Genet escribió este escrito, medio poema en prosa y texto motivacional, para su amante, Abdallah. De hecho, sus consejos encontraron asidero hasta el punto de que aquel decidió dedicarse al arte de transitar la cuerda floja. El texto, precioso y sensible como todo lo que escribió el francés, recalca que el camino ceñido al alambre es una suerte de danza que coquetea con la muerte, propia de otra época.
Como si fuese un rezago de otros días, de las épocas en que el ser humano se enfrentaba a una visión mitológica de su existencia, el circo y "la cuerda floja" permanecen para recordarnos que la muerte sobrevive, que es una posibilidad real, inminente, que transita ante nuestros ojos; incluso a pesar de que los cerremos cuando alguien se enfrenta a ella para devolvernos el sentido de nuestra propia existencia. En uno de sus pasajes más hermosos, Genet, en clave benjaminiana, rememora este diálogo entre el arte de la muerte y esa ciudad que sobrevive aún a la noche.
Como si dos mundos se tocasen bajo un artilugio llamado a difuminarse, el artista del alambre arrastra la muerte para sobrevivir a la mirada de los vivos, bajo la soledad de esos ojos que lo esquivan cuando su arte es más fino, más hábil, como ese artista del hambre kafkiano que yace en el olvido cuando más se aferra al arte que justifica su existencia. Si bien esta traducción no es la de Errata Naturae, que resulta mucho más juiciosa y poética, el pasaje sigue siendo conmovedor:
" El suelo te hará tropezar.
Esto me lleva a decir que es necesario amar el circo y despreciar el mundo. Una enorme bestia, de épocas diluvianas, se posa pesadamente sobre las ciudades: uno entra y el monstruo está lleno de maravillas mecánicas y crueles: amazonas, payasos, leones y su domador, un prestidigitador, un malabarista, trapecistas alemanes, un caballo que habla y cuenta y tú.

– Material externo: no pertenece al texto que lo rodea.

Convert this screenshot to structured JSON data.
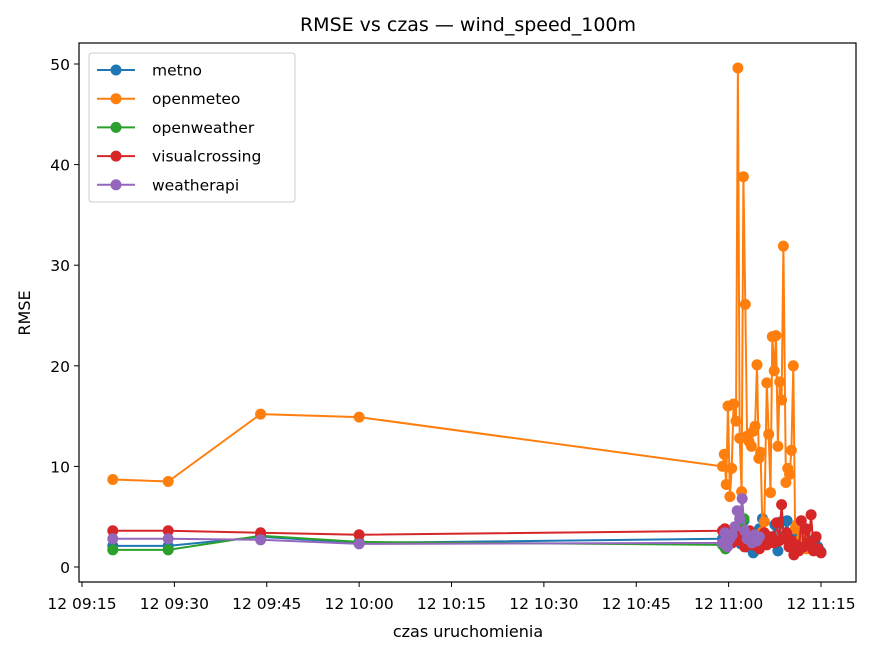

Vosotros sois el residuo de una edad fabulosa. Vosotros volvéis de muy lejos. Vuestros ancestros comían cristal molido, fuego, encantaban a las serpientes, a las palomas, hacían malabares con huevos, hacían conversar a un concilio de caballos.
Vosotros no estáis listos para nuestro mundo y su lógica. Tenéis por esto que aceptar esta miseria: vivir en la noche de la ilusión de vuestros saltos mortales. Dedía permanecéis temerosos en la puerta del circo–sin osar entrar en nuestra vida- firmemente retenidos por los poderes del circo, que son los poderes de la muerte. No dejéis jamás ese enorme vientre de tela" .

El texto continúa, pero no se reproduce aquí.